Ensuite, il y a le programme. Bon, je passe là-dessus, mais j'ai le souvenir de quelques exemples particulièrement cuisants où on devait utiliser un concept pour expliquer quelque chose -- concept quant à lui explicitement hors programme. Il fallait donc le présenter sans le dire, tout en donnant assez d'infos pour que les élèves puissent s'en servir.

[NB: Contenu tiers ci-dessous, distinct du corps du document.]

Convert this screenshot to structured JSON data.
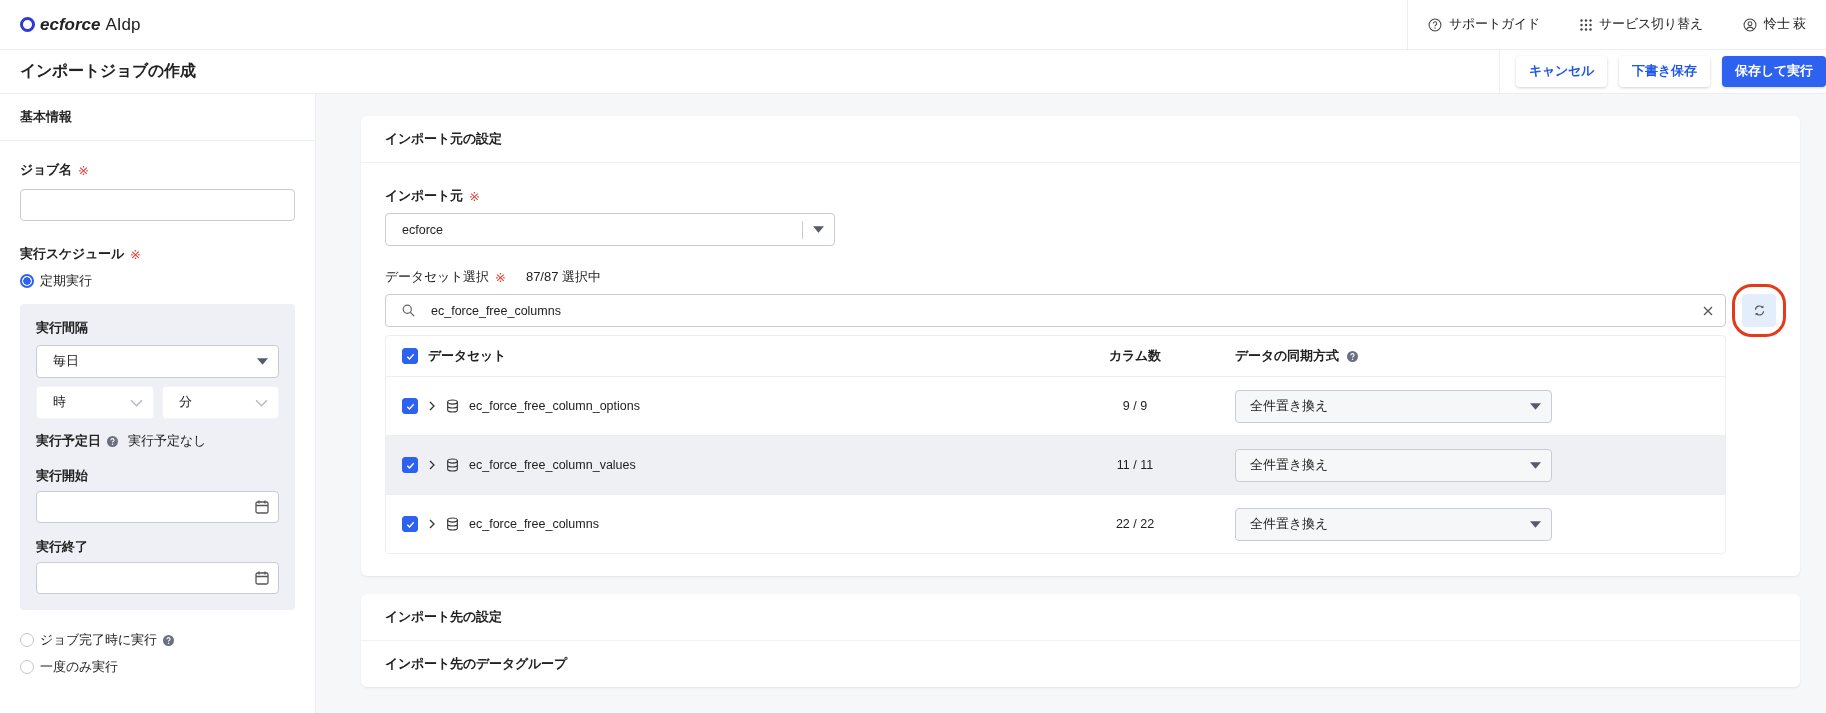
{
  "brand": {
    "name": "ecforce",
    "product": "AIdp"
  },
  "header_links": [
    {
      "label": "サポートガイド",
      "kind": "help"
    },
    {
      "label": "サービス切り替え",
      "kind": "grid"
    },
    {
      "label": "怜士 萩",
      "kind": "user"
    }
  ],
  "page": {
    "title": "インポートジョブの作成",
    "actions": [
      {
        "label": "キャンセル",
        "kind": "secondary"
      },
      {
        "label": "下書き保存",
        "kind": "secondary"
      },
      {
        "label": "保存して実行",
        "kind": "primary"
      }
    ]
  },
  "basic_info": {
    "heading": "基本情報",
    "job_name": {
      "label": "ジョブ名",
      "required_mark": "※"
    },
    "schedule": {
      "label": "実行スケジュール",
      "required_mark": "※",
      "options": [
        {
          "label": "定期実行",
          "selected": true,
          "help": false
        },
        {
          "label": "ジョブ完了時に実行",
          "selected": false,
          "help": true
        },
        {
          "label": "一度のみ実行",
          "selected": false,
          "help": false
        }
      ]
    },
    "recurring": {
      "interval_label": "実行間隔",
      "interval_value": "毎日",
      "hour_placeholder": "時",
      "minute_placeholder": "分",
      "next_run_label": "実行予定日",
      "next_run_value": "実行予定なし",
      "start_label": "実行開始",
      "end_label": "実行終了"
    }
  },
  "import_source": {
    "heading": "インポート元の設定",
    "source_label": "インポート元",
    "source_required_mark": "※",
    "source_value": "ecforce",
    "dataset_label": "データセット選択",
    "dataset_required_mark": "※",
    "selection_count": "87/87 選択中",
    "search_value": "ec_force_free_columns",
    "table": {
      "all_checked": true,
      "columns": [
        "データセット",
        "カラム数",
        "データの同期方式"
      ],
      "rows": [
        {
          "name": "ec_force_free_column_options",
          "checked": true,
          "expanded": false,
          "column_count": "9 / 9",
          "sync_mode": "全件置き換え",
          "hovered": false
        },
        {
          "name": "ec_force_free_column_values",
          "checked": true,
          "expanded": false,
          "column_count": "11 / 11",
          "sync_mode": "全件置き換え",
          "hovered": true
        },
        {
          "name": "ec_force_free_columns",
          "checked": true,
          "expanded": false,
          "column_count": "22 / 22",
          "sync_mode": "全件置き換え",
          "hovered": false
        }
      ]
    }
  },
  "import_destination": {
    "heading": "インポート先の設定",
    "field_label": "インポート先のデータグループ"
  }
}
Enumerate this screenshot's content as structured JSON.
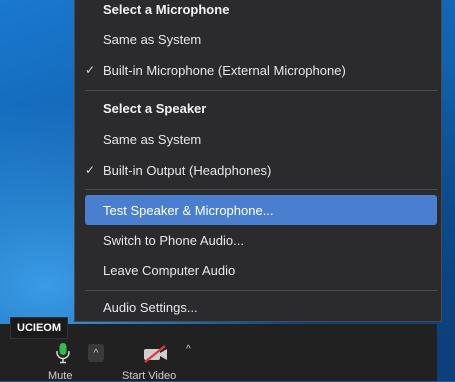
{
  "menu": {
    "microphone_header": "Select a Microphone",
    "microphone_items": [
      {
        "label": "Same as System",
        "checked": false
      },
      {
        "label": "Built-in Microphone (External Microphone)",
        "checked": true
      }
    ],
    "speaker_header": "Select a Speaker",
    "speaker_items": [
      {
        "label": "Same as System",
        "checked": false
      },
      {
        "label": "Built-in Output (Headphones)",
        "checked": true
      }
    ],
    "actions": [
      {
        "label": "Test Speaker & Microphone...",
        "highlighted": true
      },
      {
        "label": "Switch to Phone Audio...",
        "highlighted": false
      },
      {
        "label": "Leave Computer Audio",
        "highlighted": false
      }
    ],
    "settings_label": "Audio Settings...",
    "check_glyph": "✓",
    "highlight_color": "#4a7fcf"
  },
  "toolbar": {
    "tooltip": "UCIEOM",
    "mute_label": "Mute",
    "start_video_label": "Start Video",
    "caret_glyph": "^",
    "mic_icon": "microphone-icon",
    "video_icon": "video-off-icon"
  }
}
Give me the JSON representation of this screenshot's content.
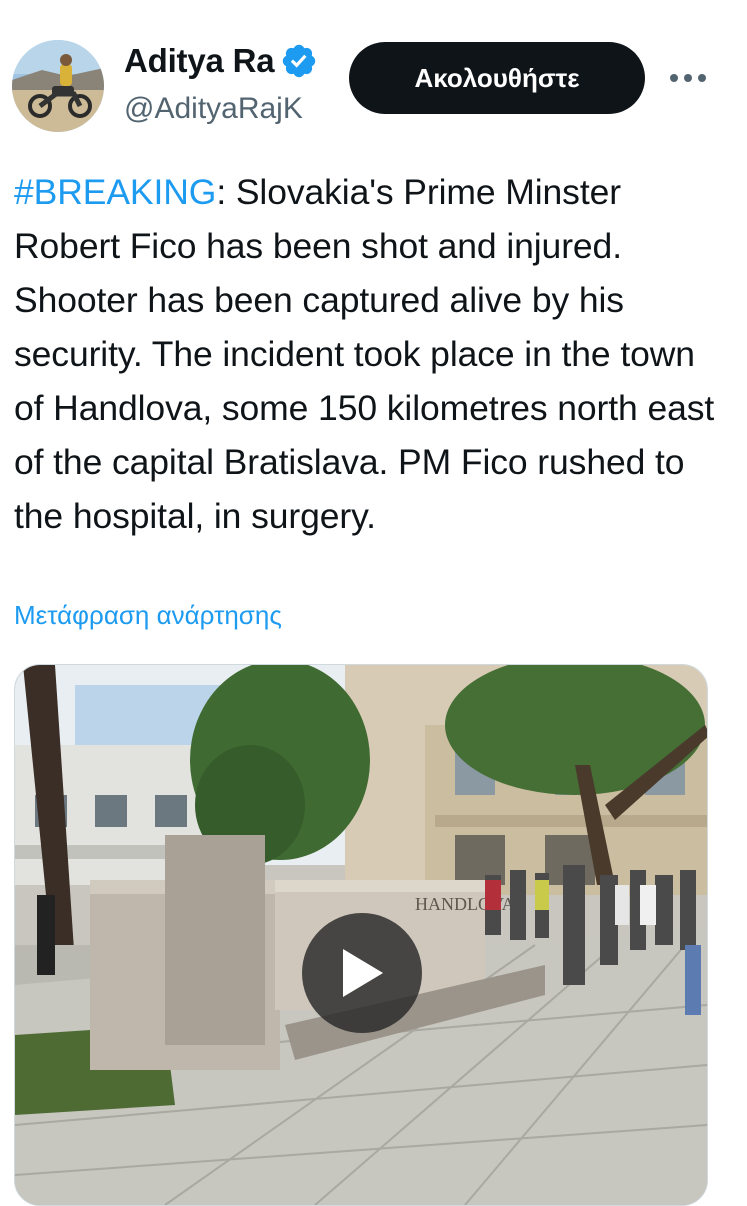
{
  "tweet": {
    "author": {
      "display_name": "Aditya Ra",
      "handle": "@AdityaRajK",
      "verified": true,
      "avatar_icon": "motorcycle-rider-avatar"
    },
    "follow_label": "Ακολουθήστε",
    "more_icon": "ellipsis-icon",
    "text": {
      "hashtag": "#BREAKING",
      "body": ": Slovakia's Prime Minster Robert Fico has been shot and injured. Shooter has been captured alive by his security. The incident took place in the town of Handlova, some 150 kilometres north east of the capital Bratislava. PM Fico rushed to the hospital, in surgery."
    },
    "translate_label": "Μετάφραση ανάρτησης",
    "media": {
      "type": "video",
      "play_icon": "play-icon",
      "sign_text": "HANDLOVA"
    }
  },
  "colors": {
    "link": "#1d9bf0",
    "text": "#0f1419",
    "secondary": "#536471",
    "button_bg": "#0f1419"
  }
}
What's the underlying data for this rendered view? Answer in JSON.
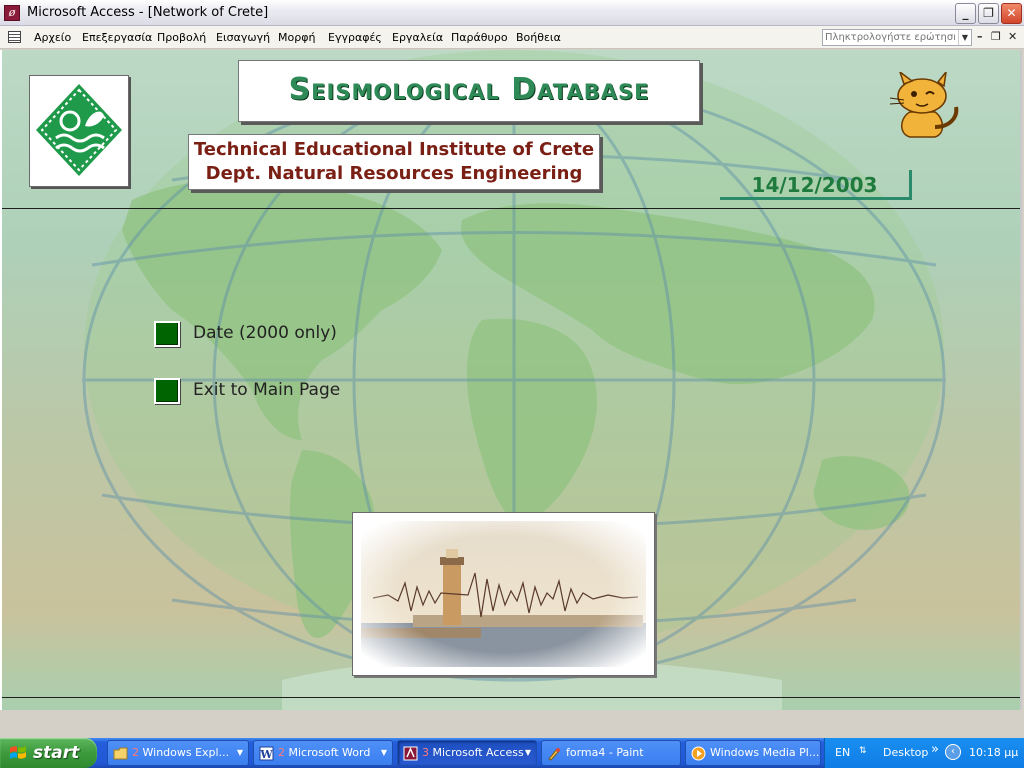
{
  "window": {
    "title": "Microsoft Access - [Network of Crete]",
    "controls": {
      "minimize": "_",
      "restore": "❐",
      "close": "✕"
    }
  },
  "menubar": {
    "items": [
      "Αρχείο",
      "Επεξεργασία",
      "Προβολή",
      "Εισαγωγή",
      "Μορφή",
      "Εγγραφές",
      "Εργαλεία",
      "Παράθυρο",
      "Βοήθεια"
    ],
    "help_placeholder": "Πληκτρολογήστε ερώτηση",
    "mdi_controls": {
      "minimize": "–",
      "restore": "❐",
      "close": "✕"
    }
  },
  "form": {
    "title": "Seismological Database",
    "institute_line1": "Technical Educational Institute of Crete",
    "institute_line2": "Dept. Natural Resources Engineering",
    "date": "14/12/2003",
    "buttons": [
      {
        "label": "Date (2000 only)"
      },
      {
        "label": "Exit to Main Page"
      }
    ],
    "colors": {
      "title": "#2e8b57",
      "institute": "#7a1f14",
      "button": "#006400",
      "date": "#1f7a3e"
    }
  },
  "taskbar": {
    "start_label": "start",
    "tasks": [
      {
        "count": "2",
        "label": "Windows Expl...",
        "icon": "folder-icon"
      },
      {
        "count": "2",
        "label": "Microsoft Word",
        "icon": "word-icon"
      },
      {
        "count": "3",
        "label": "Microsoft Access",
        "icon": "access-icon",
        "active": true
      },
      {
        "count": "",
        "label": "forma4 - Paint",
        "icon": "paint-icon"
      },
      {
        "count": "",
        "label": "Windows Media Pl...",
        "icon": "media-player-icon"
      }
    ],
    "tray": {
      "language": "EN",
      "desktop": "Desktop",
      "chevron": "»",
      "clock": "10:18 μμ"
    }
  }
}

On a enfin à composer avec les profs, qui attendent dans le chapitre X le document qui était dans lur cours de licence il y a 15 ans. Tant pis si depuis on a montré que cette figure est fausse, ou insuffisante, ou qu'elle repose sur des modèles faux, ou qu'on a trouvé une façon plus élégante de le démontrer : les profs ont besoin de leurs repères (et, nous rappelera l'éditeur, dont c'est le métier, on ne vendra pas le bouquin si les profs ne l'aiment pas).

Et tout ça pour quoi ? Pour un manuel que les profs, pas bêtes, utiliseront comme une source de documents parmi d'autres (eux aussi, ils connaissent google, et ils ont les spécimens de tout les éditeurs de toutes façons). Bref, tout cette "belle" (hem) progression pédagogique qu'on s'est acharné à pipot... je veux dire, à construire... ne serivra à rien, les profs feront la leur à leur sauce (et ils ont bien raison).

Désolé si je m'éloigne un peu du thème de votre billet (quoi que)...

Devine 04/12/2007 22:17

Merci beaucoup pour nous avoir livré le dessous des cartes ! J'en connaissais une toute petite partie par mon père, qui travaille chez un grand éditeur de manuels scolaires ; mais votre témoignage met les choses en perspective de façon vraiment remarquable.